Monday, May 7, 2012

May 7, 2012

Dear Mom and Dad,

I do love life. I also love my mission. I was talking with Elder W, one of the Elders that lives in my pension, about how much what we are learning now will help us when we get back... long story short, I think my life has already been forever changed, and I´ve still got time to learn a whole lot more!

On a random note, it rained for the first time yesterday. Elder S and I were both pretty happy with it--walking from appointment to appointment in the rain just feels cooler, for some reason--but it didn´t last too long. Just enough to make the air smell fresher.

We are planning an awesome ward activity this week, a mini-MTC experience. All of the youth and young adults in the ward are going to come to the chapel really early on Saturday morning. We´ll have breakfast, some studies, and then classes and activites like in the MTC. To top it all off, President Gillespie is going to come speak to everybody right before we divide everyone up and head out to do proselyting. We´ll have four missionaries and a bunch of priesthood and relief society leaders there to go visit investigators, members, inactive members, everyone. I´m really excited--the whole ward is getting behind it to make it turn out well.

One of our lunches this week was a memorable experience. The A family, from Logan, Utah, spent a semester here in Chile--CA is a professor at Utah State, and they did a switch with a Chilean professor. While they are here (just four months, one semester), they are staying at a beach-side appartment with a view I would kill for. They invited us over for lunch, introduced the family (the two parents and four small children, all of whom are blonder than me and completely out of place in Chile), and then gave us an American-style lunch of hamburgurs with potatoe chips, all out on a balcony with a view of the ocean. I´ve decided that when I get back I´m going to change my major to business, with the eventual goal of feeding missionaries in a Chilean beach-vacation resort.

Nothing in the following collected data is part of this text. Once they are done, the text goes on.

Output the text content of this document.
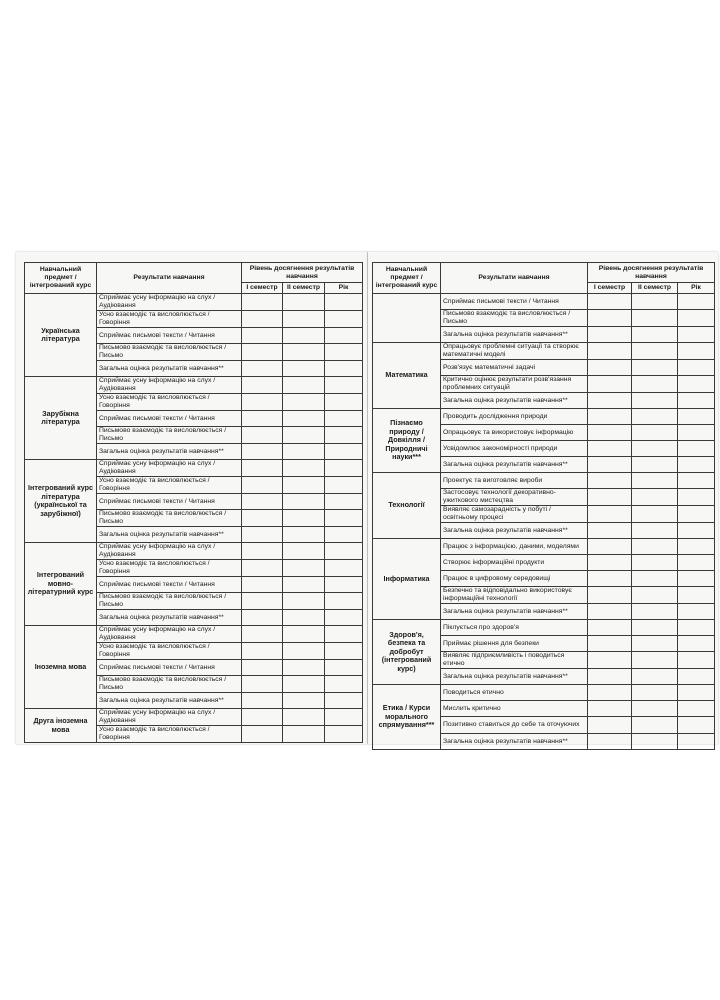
Навчальний предмет / інтегрований курс	Результати навчання	Рівень досягнення результатів навчання		
		I семестр	II семестр	Рік
Українська література	Сприймає усну інформацію на слух / Аудіювання			
	Усно взаємодіє та висловлюється / Говоріння			
	Сприймає письмові тексти / Читання			
	Письмово взаємодіє та висловлюється / Письмо			
	Загальна оцінка результатів навчання**			
Зарубіжна література	Сприймає усну інформацію на слух / Аудіювання			
	Усно взаємодіє та висловлюється / Говоріння			
	Сприймає письмові тексти / Читання			
	Письмово взаємодіє та висловлюється / Письмо			
	Загальна оцінка результатів навчання**			
Інтегрований курс література (української та зарубіжної)	Сприймає усну інформацію на слух / Аудіювання			
	Усно взаємодіє та висловлюється / Говоріння			
	Сприймає письмові тексти / Читання			
	Письмово взаємодіє та висловлюється / Письмо			
	Загальна оцінка результатів навчання**			
Інтегрований мовно-літературний курс	Сприймає усну інформацію на слух / Аудіювання			
	Усно взаємодіє та висловлюється / Говоріння			
	Сприймає письмові тексти / Читання			
	Письмово взаємодіє та висловлюється / Письмо			
	Загальна оцінка результатів навчання**			
Іноземна мова	Сприймає усну інформацію на слух / Аудіювання			
	Усно взаємодіє та висловлюється / Говоріння			
	Сприймає письмові тексти / Читання			
	Письмово взаємодіє та висловлюється / Письмо			
	Загальна оцінка результатів навчання**			
Друга іноземна мова	Сприймає усну інформацію на слух / Аудіювання			
	Усно взаємодіє та висловлюється / Говоріння			
Навчальний предмет / інтегрований курс	Результати навчання	Рівень досягнення результатів навчання		
		I семестр	II семестр	Рік
	Сприймає письмові тексти / Читання			
	Письмово взаємодіє та висловлюється / Письмо			
	Загальна оцінка результатів навчання**			
Математика	Опрацьовує проблемні ситуації та створює математичні моделі			
	Розв'язує математичні задачі			
	Критично оцінює результати розв'язання проблемних ситуацій			
	Загальна оцінка результатів навчання**			
Пізнаємо природу / Довкілля / Природничі науки***	Проводить дослідження природи			
	Опрацьовує та використовує інформацію			
	Усвідомлює закономірності природи			
	Загальна оцінка результатів навчання**			
Технології	Проектує та виготовляє вироби			
	Застосовує технології декоративно-ужиткового мистецтва			
	Виявляє самозарадність у побуті / освітньому процесі			
	Загальна оцінка результатів навчання**			
Інформатика	Працює з інформацією, даними, моделями			
	Створює інформаційні продукти			
	Працює в цифровому середовищі			
	Безпечно та відповідально використовує інформаційні технології			
	Загальна оцінка результатів навчання**			
Здоров'я, безпека та добробут (інтегрований курс)	Піклується про здоров'я			
	Приймає рішення для безпеки			
	Виявляє підприємливість і поводиться етично			
	Загальна оцінка результатів навчання**			
Етика / Курси морального спрямування***	Поводиться етично			
	Мислить критично			
	Позитивно ставиться до себе та оточуючих			
	Загальна оцінка результатів навчання**			
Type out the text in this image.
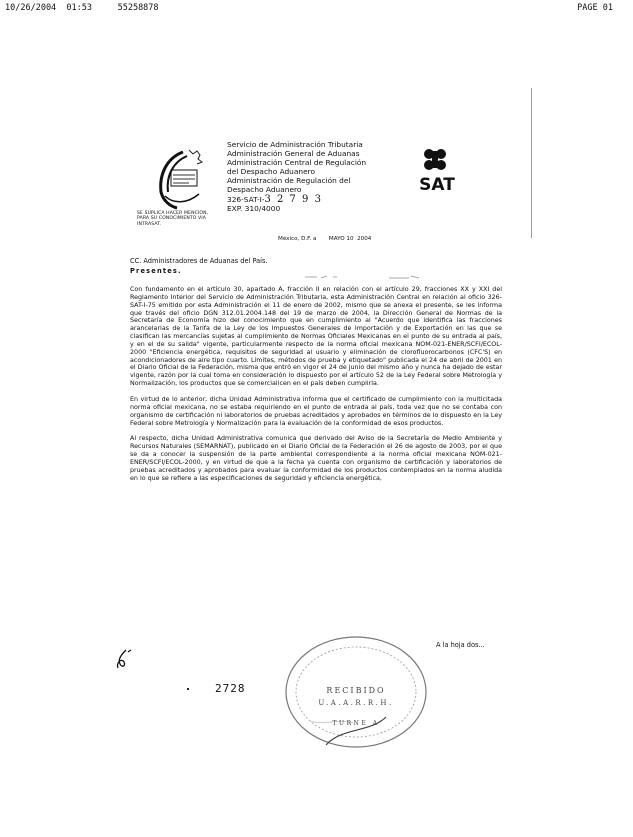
10/26/2004  01:53	55258878	PAGE 01
SE SUPLICA HACER MENCION, PARA SU CONOCIMIENTO VIA INTRASAT.
Servicio de Administración Tributaria
Administración General de Aduanas
Administración Central de Regulación
del Despacho Aduanero
Administración de Regulación del
Despacho Aduanero
326-SAT-I-3 2 7 9 3
EXP. 310/4000
México, D.F. a       MAYO 10  2004
SAT
CC. Administradores de Aduanas del País.
Presentes.

Con fundamento en el artículo 30, apartado A, fracción II en relación con el artículo 29, fracciones XX y XXI del Reglamento Interior del Servicio de Administración Tributaria, esta Administración Central en relación al oficio 326-SAT-I-75 emitido por esta Administración el 11 de enero de 2002, mismo que se anexa el presente, se les informa que través del oficio DGN 312.01.2004.148 del 19 de marzo de 2004, la Dirección General de Normas de la Secretaría de Economía hizo del conocimiento que en cumplimiento al "Acuerdo que identifica las fracciones arancelarias de la Tarifa de la Ley de los Impuestos Generales de Importación y de Exportación en las que se clasifican las mercancías sujetas al cumplimiento de Normas Oficiales Mexicanas en el punto de su entrada al país, y en el de su salida" vigente, particularmente respecto de la norma oficial mexicana NOM-021-ENER/SCFI/ECOL-2000 "Eficiencia energética, requisitos de seguridad al usuario y eliminación de clorofluorocarbonos (CFC'S) en acondicionadores de aire tipo cuarto. Límites, métodos de prueba y etiquetado" publicada el 24 de abril de 2001 en el Diario Oficial de la Federación, misma que entró en vigor el 24 de junio del mismo año y nunca ha dejado de estar vigente, razón por la cual toma en consideración lo dispuesto por el artículo 52 de la Ley Federal sobre Metrología y Normalización, los productos que se comercialicen en el país deben cumplirla.

En virtud de lo anterior, dicha Unidad Administrativa informa que el certificado de cumplimiento con la multicitada norma oficial mexicana, no se estaba requiriendo en el punto de entrada al país, toda vez que no se contaba con organismo de certificación ni laboratorios de pruebas acreditados y aprobados en términos de lo dispuesto en la Ley Federal sobre Metrología y Normalización para la evaluación de la conformidad de esos productos.

Al respecto, dicha Unidad Administrativa comunica que derivado del Aviso de la Secretaría de Medio Ambiente y Recursos Naturales (SEMARNAT), publicado en el Diario Oficial de la Federación el 26 de agosto de 2003, por el que se da a conocer la suspensión de la parte ambiental correspondiente a la norma oficial mexicana NOM-021-ENER/SCFI/ECOL-2000, y en virtud de que a la fecha ya cuenta con organismo de certificación y laboratorios de pruebas acreditados y aprobados para evaluar la conformidad de los productos contemplados en la norma aludida en lo que se refiere a las especificaciones de seguridad y eficiencia energética,

A la hoja dos...
2728	RECIBIDO
U.A.A.R.R.H.
TURNE A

We were part of ward council this week, for the first time in my life actually. The Bishop talked a lot about what we can do to help the strength of the ward, how the ward is important as a social unit in addition to being a church. He talked about how important it is that the leaders of the church help people out with a smile and a listening ear, how much of a difference that can make in somebody´s life. Next week we are going to have a big brainstorm about the things we can do to help people stay active, get active, or get more active than they already are. It made me think a lot about what my personal responsability is, regardless of my calling, to help other people to feel welcome and loved in the kingdom of God. Interesting idea.

So, one of the coolest things we are doing right now is teaching the R family. This week we had two lessons and two Family Home Evenings with other members of the ward--in one of the lessons, 12 members of the family were present. It is amazing seeing the progress of each individual member of the family, and how they all help each other out to come closer to Christ. Everybody in the family is getting excited (to one extent or another) about this message--KR, the married daughter of 28, wants to be baptized and is already trying to convince her husband to follow her. T, the mother, said that her husband is becoming more and more interested as he notices what a difference the gospel makes for his granddaughter and his nephew. That same granddaughter convinced her mother to come to one of our visits, the nephew brought his sister, and so the chain goes. And when I think it what a difference the gospel has already made for them--the peace and happiness that is beginning to enter their home--and what will continue to happen as they are baptized, I am so grateful to be here, to be able to help people in this way. I am also grateful for the gospel in my own life.

I know this work is true. I know I have been called of God to be here, to teach His truths, His gospel.